Junior taxing districts in the county, such as the cemetery and library, will see some increases, but the bulk will be felt in the city of Clarkston, where the hospital is located, the assessor said.

The one-year tax hit for Clarkston property owners is projected at about 50 cents per $1,000 of assessed valuation, which amounts to $100 next year on a house assessed at $200,000, Rynearson said. The state made the determination, and local authorities had no say in the decision, the assessor told the Lewiston Tribune on Tuesday. The Tri-State properties added to the list of nonprofit exemptions is valued at about $11.3 million, she said.

The subject of the new Asotin County Jail will be discussed during a town hall meeting at 6:30 p.m. Thursday, which will be available on Zoom and accessed on the Asotin County website. The Asotin County Commisson has entered into a purchase agreement to buy 6.4 acres near 14th Street and Port Drive for the new facility.

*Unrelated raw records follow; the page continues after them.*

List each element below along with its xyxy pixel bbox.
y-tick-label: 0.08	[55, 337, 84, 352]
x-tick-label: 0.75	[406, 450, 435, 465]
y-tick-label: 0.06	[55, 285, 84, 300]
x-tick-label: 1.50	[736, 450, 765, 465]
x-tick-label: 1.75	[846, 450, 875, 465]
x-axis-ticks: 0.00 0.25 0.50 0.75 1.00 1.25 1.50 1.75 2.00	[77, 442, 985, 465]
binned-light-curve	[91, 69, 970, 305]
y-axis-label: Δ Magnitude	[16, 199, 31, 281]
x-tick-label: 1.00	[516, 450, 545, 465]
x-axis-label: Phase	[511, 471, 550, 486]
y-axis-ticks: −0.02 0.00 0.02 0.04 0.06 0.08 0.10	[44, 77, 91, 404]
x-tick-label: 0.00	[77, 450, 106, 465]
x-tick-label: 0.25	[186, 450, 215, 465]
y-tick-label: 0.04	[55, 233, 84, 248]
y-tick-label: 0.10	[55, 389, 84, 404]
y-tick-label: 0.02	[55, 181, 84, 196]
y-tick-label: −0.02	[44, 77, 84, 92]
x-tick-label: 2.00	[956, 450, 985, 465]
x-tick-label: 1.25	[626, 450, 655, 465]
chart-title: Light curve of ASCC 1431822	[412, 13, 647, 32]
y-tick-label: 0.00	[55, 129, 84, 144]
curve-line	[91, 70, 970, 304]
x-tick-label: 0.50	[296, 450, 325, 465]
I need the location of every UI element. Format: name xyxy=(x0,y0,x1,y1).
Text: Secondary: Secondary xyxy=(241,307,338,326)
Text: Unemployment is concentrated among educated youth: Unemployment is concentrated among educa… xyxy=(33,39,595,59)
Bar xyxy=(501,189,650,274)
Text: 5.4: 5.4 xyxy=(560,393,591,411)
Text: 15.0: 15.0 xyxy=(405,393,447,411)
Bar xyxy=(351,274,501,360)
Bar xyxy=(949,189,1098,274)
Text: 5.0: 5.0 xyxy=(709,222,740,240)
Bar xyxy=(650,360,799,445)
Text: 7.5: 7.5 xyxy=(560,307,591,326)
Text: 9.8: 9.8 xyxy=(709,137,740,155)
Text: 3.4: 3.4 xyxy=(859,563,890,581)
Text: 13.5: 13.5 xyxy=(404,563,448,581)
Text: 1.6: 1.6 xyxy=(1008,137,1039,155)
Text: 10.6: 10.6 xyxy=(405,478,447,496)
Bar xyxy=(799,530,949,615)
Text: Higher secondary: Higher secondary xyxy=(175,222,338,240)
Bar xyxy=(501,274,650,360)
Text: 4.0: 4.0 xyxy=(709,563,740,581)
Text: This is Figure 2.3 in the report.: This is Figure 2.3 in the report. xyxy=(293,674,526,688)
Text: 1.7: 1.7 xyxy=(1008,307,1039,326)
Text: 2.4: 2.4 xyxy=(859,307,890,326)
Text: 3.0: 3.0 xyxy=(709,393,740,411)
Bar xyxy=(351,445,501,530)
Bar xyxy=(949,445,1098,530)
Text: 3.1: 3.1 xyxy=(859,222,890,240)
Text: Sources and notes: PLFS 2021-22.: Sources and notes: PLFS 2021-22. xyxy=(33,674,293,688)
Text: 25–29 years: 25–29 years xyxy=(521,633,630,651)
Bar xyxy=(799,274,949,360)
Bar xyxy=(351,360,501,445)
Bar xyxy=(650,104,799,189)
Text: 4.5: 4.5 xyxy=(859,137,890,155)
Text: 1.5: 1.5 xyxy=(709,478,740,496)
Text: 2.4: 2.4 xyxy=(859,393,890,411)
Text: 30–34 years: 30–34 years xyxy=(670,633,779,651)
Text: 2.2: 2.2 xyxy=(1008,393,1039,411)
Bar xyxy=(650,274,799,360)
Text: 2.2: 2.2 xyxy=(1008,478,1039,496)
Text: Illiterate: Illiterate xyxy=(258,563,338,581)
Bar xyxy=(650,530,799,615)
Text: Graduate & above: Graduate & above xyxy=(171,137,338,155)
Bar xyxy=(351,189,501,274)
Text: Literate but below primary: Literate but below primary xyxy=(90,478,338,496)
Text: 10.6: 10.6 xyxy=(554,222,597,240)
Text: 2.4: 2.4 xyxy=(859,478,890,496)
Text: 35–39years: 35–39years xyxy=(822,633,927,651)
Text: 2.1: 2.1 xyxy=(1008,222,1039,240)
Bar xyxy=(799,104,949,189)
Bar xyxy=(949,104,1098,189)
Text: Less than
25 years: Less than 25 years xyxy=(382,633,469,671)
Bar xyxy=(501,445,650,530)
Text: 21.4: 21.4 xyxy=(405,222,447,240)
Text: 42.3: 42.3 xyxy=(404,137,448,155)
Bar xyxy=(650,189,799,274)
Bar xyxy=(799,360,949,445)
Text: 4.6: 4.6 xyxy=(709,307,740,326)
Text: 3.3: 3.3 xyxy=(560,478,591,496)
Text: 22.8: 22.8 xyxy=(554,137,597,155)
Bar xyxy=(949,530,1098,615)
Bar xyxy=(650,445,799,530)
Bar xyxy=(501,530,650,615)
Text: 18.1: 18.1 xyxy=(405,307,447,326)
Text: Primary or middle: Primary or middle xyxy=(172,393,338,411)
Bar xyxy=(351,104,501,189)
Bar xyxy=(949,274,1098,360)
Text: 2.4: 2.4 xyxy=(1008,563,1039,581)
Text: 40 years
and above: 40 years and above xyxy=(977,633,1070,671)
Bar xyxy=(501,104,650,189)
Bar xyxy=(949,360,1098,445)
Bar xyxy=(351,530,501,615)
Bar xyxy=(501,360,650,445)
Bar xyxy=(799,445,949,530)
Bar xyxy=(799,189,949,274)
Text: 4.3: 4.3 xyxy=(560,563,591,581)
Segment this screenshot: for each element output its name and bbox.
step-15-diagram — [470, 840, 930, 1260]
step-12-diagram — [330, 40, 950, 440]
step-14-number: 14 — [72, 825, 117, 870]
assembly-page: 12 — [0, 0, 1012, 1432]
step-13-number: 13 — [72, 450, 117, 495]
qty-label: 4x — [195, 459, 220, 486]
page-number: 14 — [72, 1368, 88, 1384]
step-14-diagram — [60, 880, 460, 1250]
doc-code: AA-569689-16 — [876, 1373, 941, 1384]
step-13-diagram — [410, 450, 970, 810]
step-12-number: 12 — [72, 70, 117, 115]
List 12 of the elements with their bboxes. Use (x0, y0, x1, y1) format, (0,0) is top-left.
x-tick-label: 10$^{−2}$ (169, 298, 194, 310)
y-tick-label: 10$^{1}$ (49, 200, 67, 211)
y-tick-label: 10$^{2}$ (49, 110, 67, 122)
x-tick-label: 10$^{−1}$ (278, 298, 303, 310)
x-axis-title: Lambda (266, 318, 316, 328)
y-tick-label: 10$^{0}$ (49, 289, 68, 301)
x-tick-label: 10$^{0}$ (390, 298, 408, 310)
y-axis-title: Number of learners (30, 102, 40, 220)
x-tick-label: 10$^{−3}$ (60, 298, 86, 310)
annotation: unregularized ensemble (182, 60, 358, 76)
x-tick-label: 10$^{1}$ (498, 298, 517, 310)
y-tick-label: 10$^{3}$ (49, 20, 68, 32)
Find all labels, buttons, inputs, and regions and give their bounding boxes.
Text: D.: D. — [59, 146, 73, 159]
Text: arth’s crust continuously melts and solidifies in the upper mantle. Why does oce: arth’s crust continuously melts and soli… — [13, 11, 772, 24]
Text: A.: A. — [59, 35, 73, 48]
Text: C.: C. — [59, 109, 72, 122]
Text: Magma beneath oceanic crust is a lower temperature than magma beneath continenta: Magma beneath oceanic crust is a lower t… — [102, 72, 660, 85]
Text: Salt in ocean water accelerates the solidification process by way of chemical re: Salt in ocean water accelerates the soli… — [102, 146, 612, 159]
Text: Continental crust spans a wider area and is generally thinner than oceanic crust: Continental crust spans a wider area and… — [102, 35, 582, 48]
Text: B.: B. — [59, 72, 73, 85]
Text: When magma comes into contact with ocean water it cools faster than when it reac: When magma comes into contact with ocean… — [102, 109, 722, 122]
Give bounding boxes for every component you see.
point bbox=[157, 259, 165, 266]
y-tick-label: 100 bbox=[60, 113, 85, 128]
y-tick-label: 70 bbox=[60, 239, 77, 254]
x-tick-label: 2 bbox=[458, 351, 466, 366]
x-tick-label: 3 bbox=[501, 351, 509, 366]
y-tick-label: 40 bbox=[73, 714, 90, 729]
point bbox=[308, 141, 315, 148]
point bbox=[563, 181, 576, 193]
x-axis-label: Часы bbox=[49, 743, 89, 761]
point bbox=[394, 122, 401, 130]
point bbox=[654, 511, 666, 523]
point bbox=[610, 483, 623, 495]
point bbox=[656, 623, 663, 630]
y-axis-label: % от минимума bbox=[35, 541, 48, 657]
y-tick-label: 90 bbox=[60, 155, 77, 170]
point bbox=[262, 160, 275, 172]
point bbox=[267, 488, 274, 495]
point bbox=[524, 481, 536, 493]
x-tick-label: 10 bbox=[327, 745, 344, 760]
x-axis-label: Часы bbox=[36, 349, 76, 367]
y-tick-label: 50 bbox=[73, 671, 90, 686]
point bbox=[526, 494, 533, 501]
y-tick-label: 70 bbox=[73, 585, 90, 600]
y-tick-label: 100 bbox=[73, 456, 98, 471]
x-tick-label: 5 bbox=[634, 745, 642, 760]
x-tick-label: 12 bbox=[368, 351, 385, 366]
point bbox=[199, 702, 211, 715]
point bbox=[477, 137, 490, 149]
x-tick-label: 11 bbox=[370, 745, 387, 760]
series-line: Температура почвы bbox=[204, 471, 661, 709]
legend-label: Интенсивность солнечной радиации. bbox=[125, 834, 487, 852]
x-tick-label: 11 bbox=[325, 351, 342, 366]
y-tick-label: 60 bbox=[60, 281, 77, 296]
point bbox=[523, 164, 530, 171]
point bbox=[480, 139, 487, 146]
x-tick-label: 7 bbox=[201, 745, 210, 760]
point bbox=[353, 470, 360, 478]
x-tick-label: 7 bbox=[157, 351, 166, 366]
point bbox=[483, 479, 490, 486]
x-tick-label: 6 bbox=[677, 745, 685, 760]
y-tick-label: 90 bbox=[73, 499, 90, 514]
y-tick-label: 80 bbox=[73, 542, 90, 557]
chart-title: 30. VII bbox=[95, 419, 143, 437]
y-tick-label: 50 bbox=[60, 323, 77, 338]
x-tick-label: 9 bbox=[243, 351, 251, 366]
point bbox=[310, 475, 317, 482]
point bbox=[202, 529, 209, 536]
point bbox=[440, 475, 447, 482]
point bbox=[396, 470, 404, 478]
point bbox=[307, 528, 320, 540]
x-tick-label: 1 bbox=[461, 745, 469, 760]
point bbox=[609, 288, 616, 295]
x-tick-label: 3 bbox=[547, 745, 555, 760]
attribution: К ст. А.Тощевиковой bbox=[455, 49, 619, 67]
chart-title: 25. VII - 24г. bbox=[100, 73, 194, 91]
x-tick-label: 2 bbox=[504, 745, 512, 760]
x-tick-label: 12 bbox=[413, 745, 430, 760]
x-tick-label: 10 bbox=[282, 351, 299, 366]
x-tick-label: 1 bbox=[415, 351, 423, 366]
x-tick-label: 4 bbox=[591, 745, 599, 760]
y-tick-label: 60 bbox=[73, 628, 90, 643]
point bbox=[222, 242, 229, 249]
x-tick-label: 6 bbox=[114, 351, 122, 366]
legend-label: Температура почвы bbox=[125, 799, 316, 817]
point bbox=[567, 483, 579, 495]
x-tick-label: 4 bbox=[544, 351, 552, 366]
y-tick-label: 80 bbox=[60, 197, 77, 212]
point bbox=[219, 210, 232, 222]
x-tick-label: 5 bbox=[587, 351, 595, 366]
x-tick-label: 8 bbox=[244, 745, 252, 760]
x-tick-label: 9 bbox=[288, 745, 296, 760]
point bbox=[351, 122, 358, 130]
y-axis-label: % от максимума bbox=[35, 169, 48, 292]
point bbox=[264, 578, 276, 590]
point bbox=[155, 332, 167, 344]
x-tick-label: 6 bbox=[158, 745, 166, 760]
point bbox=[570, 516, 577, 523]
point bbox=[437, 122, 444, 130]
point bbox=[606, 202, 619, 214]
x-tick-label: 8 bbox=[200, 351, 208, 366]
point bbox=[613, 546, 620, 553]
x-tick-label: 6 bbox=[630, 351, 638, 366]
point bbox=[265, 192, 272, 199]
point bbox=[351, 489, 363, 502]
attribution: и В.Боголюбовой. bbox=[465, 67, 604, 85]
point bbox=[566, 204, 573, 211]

The Florida architectual firm of Clemons, Rutherford and Associates, which was hired to oversee the $13.7 million jail project, will be joining the session to answer any questions submitted by the public.

In addition, information about the three sites considered for the new jail is now available at under the sheriff’s office tab. Comments or questions about the project can be sent to the commissioners via email, phone or mail by noon on the day of the town hall meeting.

The commissioners approved filling vacant positions in several offices, including a deputy prosecuting attorney, a clerk in the auditor’s office and a building inspector.

Attorney Nick Ward has resigned from the prosecutor’s office to go into private practice with Scott Chapman in Lewiston, and Darlene Wilkinson is retiring from her duties at the auditor’s office, where she helped handle the payroll and vouchers, according to county officials.